Second link is useful. The first is completely useless, unless there's some essay buried in that site I missed.
And Booms? Most of the important people on both sides of this debate are far, far, more intelligent than you.
Haha, I guess my title (and link titles) were psuedo-trolls, but I had fun with them. Besides, evil is a subjective term; what may be evil to me may not be to you.
And Andarcel? The word you were looking for was 'knowledgeable,' not 'intelligent'.
"But scientists aren't buying it. What Meyer calls "biology for the information age," they call creationism in a lab coat. ID's core scientific principles - laid out in the mid-1990's by a biochemist and a mathematicion - have been thoroughly dismissed on the grounds that Darwin's theories can account for complexity, that ID relies on misunderstandings of evolution and flimsy probablility calculations, and that it proposes no testable explanaions.

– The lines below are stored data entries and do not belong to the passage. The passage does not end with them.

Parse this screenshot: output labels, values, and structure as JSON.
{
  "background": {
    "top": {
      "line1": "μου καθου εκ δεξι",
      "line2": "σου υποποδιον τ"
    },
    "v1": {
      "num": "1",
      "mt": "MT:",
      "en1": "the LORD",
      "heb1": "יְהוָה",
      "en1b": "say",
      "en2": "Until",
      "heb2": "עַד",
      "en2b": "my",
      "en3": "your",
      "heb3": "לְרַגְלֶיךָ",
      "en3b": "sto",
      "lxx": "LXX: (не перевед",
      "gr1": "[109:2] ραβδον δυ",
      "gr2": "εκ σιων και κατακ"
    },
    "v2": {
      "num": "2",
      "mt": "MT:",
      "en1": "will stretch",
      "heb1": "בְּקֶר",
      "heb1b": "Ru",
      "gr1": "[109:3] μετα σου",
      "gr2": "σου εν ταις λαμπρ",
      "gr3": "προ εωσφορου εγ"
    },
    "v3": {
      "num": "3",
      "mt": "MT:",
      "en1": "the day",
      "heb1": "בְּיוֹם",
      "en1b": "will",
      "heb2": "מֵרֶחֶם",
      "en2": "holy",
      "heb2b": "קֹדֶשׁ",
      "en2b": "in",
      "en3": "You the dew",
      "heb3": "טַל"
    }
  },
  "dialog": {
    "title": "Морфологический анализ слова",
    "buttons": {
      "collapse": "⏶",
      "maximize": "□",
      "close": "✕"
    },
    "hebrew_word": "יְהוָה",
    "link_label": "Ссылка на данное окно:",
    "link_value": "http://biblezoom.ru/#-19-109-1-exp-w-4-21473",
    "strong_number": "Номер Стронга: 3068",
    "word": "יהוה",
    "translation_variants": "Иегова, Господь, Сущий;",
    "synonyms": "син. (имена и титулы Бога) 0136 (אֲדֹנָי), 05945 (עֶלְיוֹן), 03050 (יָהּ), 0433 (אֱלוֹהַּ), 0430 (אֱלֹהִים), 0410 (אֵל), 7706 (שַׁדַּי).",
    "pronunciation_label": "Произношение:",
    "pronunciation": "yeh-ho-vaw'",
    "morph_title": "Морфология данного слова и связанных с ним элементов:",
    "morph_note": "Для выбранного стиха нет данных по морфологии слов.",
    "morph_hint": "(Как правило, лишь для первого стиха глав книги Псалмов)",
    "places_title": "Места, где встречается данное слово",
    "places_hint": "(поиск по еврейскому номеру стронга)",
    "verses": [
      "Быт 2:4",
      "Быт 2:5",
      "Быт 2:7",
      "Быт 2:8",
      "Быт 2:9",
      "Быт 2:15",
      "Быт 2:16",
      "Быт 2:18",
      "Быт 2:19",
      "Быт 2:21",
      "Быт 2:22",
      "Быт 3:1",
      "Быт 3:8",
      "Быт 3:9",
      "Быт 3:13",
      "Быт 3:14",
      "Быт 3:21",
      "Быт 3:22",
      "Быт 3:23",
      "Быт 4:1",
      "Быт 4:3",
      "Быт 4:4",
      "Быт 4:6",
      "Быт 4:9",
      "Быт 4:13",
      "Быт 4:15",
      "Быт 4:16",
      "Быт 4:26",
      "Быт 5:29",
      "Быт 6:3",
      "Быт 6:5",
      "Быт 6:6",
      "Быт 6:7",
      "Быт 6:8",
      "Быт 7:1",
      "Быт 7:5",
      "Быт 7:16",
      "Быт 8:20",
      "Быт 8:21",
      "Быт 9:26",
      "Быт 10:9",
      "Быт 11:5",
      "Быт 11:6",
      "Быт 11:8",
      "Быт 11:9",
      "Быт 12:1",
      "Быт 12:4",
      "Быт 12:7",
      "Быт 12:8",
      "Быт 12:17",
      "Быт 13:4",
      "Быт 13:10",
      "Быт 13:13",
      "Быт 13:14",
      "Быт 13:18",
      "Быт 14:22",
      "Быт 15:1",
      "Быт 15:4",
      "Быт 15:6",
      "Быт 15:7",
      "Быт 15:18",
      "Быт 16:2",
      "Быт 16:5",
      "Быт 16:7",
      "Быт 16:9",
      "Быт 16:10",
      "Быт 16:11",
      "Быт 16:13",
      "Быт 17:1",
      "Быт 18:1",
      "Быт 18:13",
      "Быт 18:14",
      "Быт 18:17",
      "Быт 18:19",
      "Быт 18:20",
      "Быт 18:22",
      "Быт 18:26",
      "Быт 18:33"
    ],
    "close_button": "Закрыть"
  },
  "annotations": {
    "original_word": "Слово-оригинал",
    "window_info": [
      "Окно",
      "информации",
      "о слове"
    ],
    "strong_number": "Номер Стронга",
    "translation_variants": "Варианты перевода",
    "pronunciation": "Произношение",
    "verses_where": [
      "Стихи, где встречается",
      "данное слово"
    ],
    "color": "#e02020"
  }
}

As the Ohio debate revealed, however, the Discovery Institute doesn't need the favor of the scientific establishment to prevail in the public arena. Over the past decade, Discovery has gained ground iun schools, op-ed pages, talk radio, and congressional resolutions as "legitimate" alternative to evolution."
I don't know about you, but it seems to me that ID is forcing it's way into school curriculums on faulty premises, teaching faulty "science." It's attemping to put religion into science even though the scientific community does not support it.
I find there to be aspects of 'evil' in what the ID people are doing.
Haha, I guess my title (and link titles) were psuedo-trolls, but I had fun with them. Besides, evil is a subjective term; what may be evil to me may not be to you.
And Andarcel? The word you were looking for was 'knowledgeable,' not 'intelligent'.
No, I meant precisely the word I used, in much the same way you meant precisely the word "dumb."